On that note, here’s another saying that you can hear whispered in the shadows of the Seven Kingdoms. In season one, we discovered that Westeros was heavily in debt to the tune of several million gold Dragons to the Iron Bank of Braavos. Not only are they the most powerful banking institution in the world of Game of Thrones, they are known for not messing around when it comes to collecting on their what’s rightfully owed to them.
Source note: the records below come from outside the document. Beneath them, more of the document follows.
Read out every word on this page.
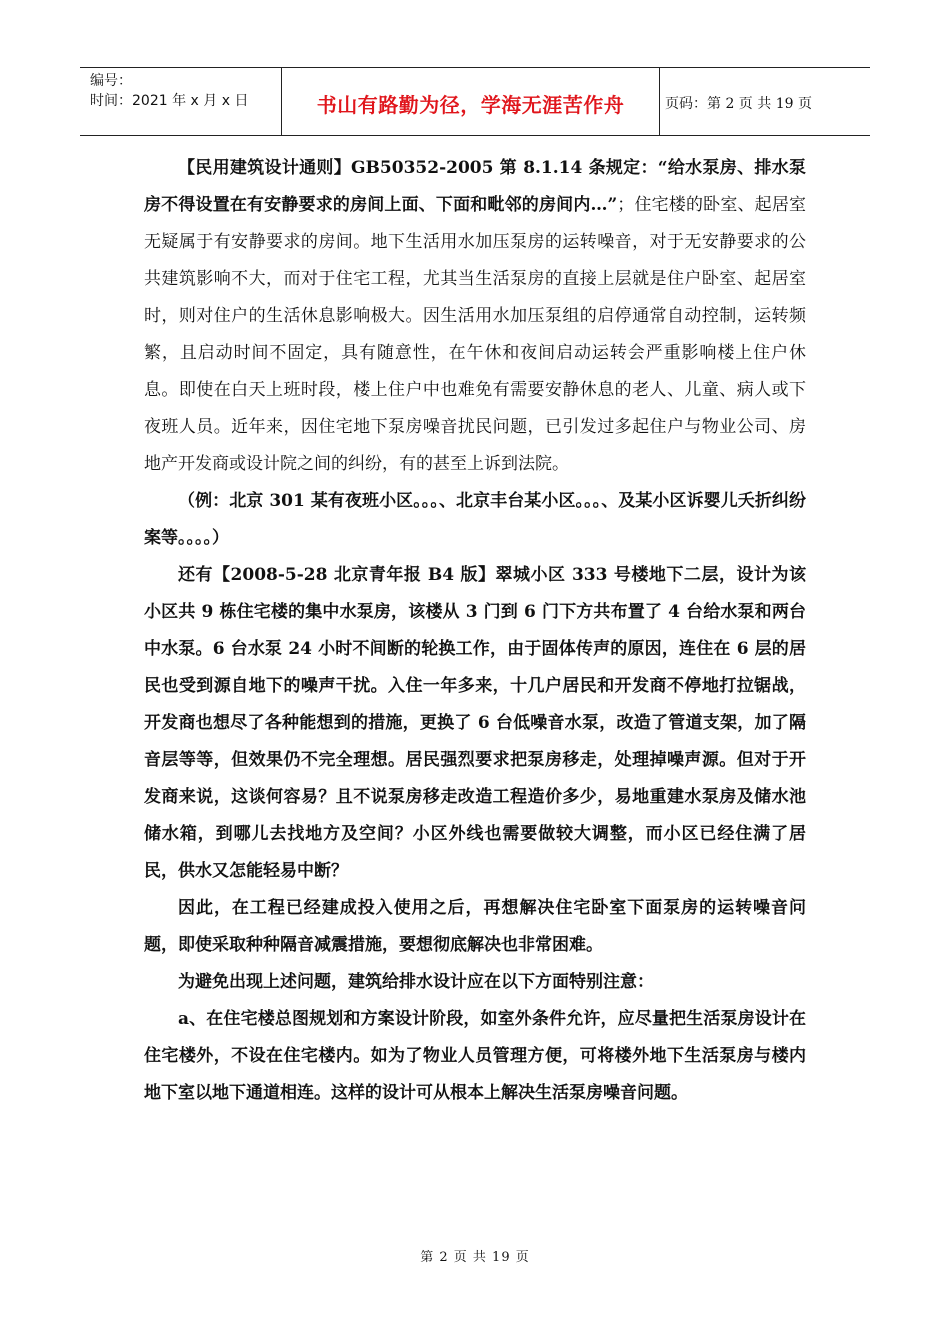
编号：
时间：2021 年 x 月 x 日	书山有路勤为径，学海无涯苦作舟	页码：第 2 页 共 19 页

【民用建筑设计通则】GB50352-2005 第 8.1.14 条规定：“给水泵房、排水泵房不得设置在有安静要求的房间上面、下面和毗邻的房间内…”；住宅楼的卧室、起居室无疑属于有安静要求的房间。地下生活用水加压泵房的运转噪音，对于无安静要求的公共建筑影响不大，而对于住宅工程，尤其当生活泵房的直接上层就是住户卧室、起居室时，则对住户的生活休息影响极大。因生活用水加压泵组的启停通常自动控制，运转频繁，且启动时间不固定，具有随意性，在午休和夜间启动运转会严重影响楼上住户休息。即使在白天上班时段，楼上住户中也难免有需要安静休息的老人、儿童、病人或下夜班人员。近年来，因住宅地下泵房噪音扰民问题，已引发过多起住户与物业公司、房地产开发商或设计院之间的纠纷，有的甚至上诉到法院。

（例：北京 301 某有夜班小区。。。、北京丰台某小区。。。、及某小区诉婴儿夭折纠纷案等。。。。）

还有【2008-5-28 北京青年报 B4 版】翠城小区 333 号楼地下二层，设计为该小区共 9 栋住宅楼的集中水泵房，该楼从 3 门到 6 门下方共布置了 4 台给水泵和两台中水泵。6 台水泵 24 小时不间断的轮换工作，由于固体传声的原因，连住在 6 层的居民也受到源自地下的噪声干扰。入住一年多来，十几户居民和开发商不停地打拉锯战，开发商也想尽了各种能想到的措施，更换了 6 台低噪音水泵，改造了管道支架，加了隔音层等等，但效果仍不完全理想。居民强烈要求把泵房移走，处理掉噪声源。但对于开发商来说，这谈何容易？且不说泵房移走改造工程造价多少，易地重建水泵房及储水池储水箱，到哪儿去找地方及空间？小区外线也需要做较大调整，而小区已经住满了居民，供水又怎能轻易中断？

因此，在工程已经建成投入使用之后，再想解决住宅卧室下面泵房的运转噪音问题，即使采取种种隔音减震措施，要想彻底解决也非常困难。

为避免出现上述问题，建筑给排水设计应在以下方面特别注意：

a、在住宅楼总图规划和方案设计阶段，如室外条件允许，应尽量把生活泵房设计在住宅楼外，不设在住宅楼内。如为了物业人员管理方便，可将楼外地下生活泵房与楼内地下室以地下通道相连。这样的设计可从根本上解决生活泵房噪音问题。

第 2 页 共 19 页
When Cersei Lannister refuses to repay Westeros’ debts, their immediate reaction was to freeze all outstanding loans and switch allegiances to Stannis Baratheon and start funding his armies instead. Which as you can tell, doesn’t bode well for the longevity of Westeros’ ruling house.
Paying off your bills or debts that you owe to banks, financial institutions or anyone else for that matter is extremely important. Not doing so will jeopardise your chances of getting a loan in the future as you will have an extremely poor credit history. With CCRIS and CTOS reports readily available to the banks in Malaysia, this could even affect your chances of buying that dream home, sports car or even getting a credit card!

Good things come to those who wait.

Daenerys Targaryen has had it rough, what with her psychotic older brother and family’s history of having a tendency to go insane. Not only did she get married off as a political move, her warlord husband Khal Drogo soon ended up dead, due to a plot by someone Daenerys had initially trusted. But Daenerys persevered and made strategic alliances of her own which put her at the head of an army with not one, but THREE dragons.
"You and what army?" "This one."
Photo credit: HBO
Talk about a spectacular comeback for someone who had already been written off by her enemies.
It’s hard not to be disheartened when you’re faced with what seems like a mountain of debt that you can’t overcome. The point is, always be patient and persevere through whatever challenges your financial situation may bring. If you need help, don’t be afraid to reach out to organisations like AKPK and tackle your financial challenges head on. Baby steps will lead you to giant strides.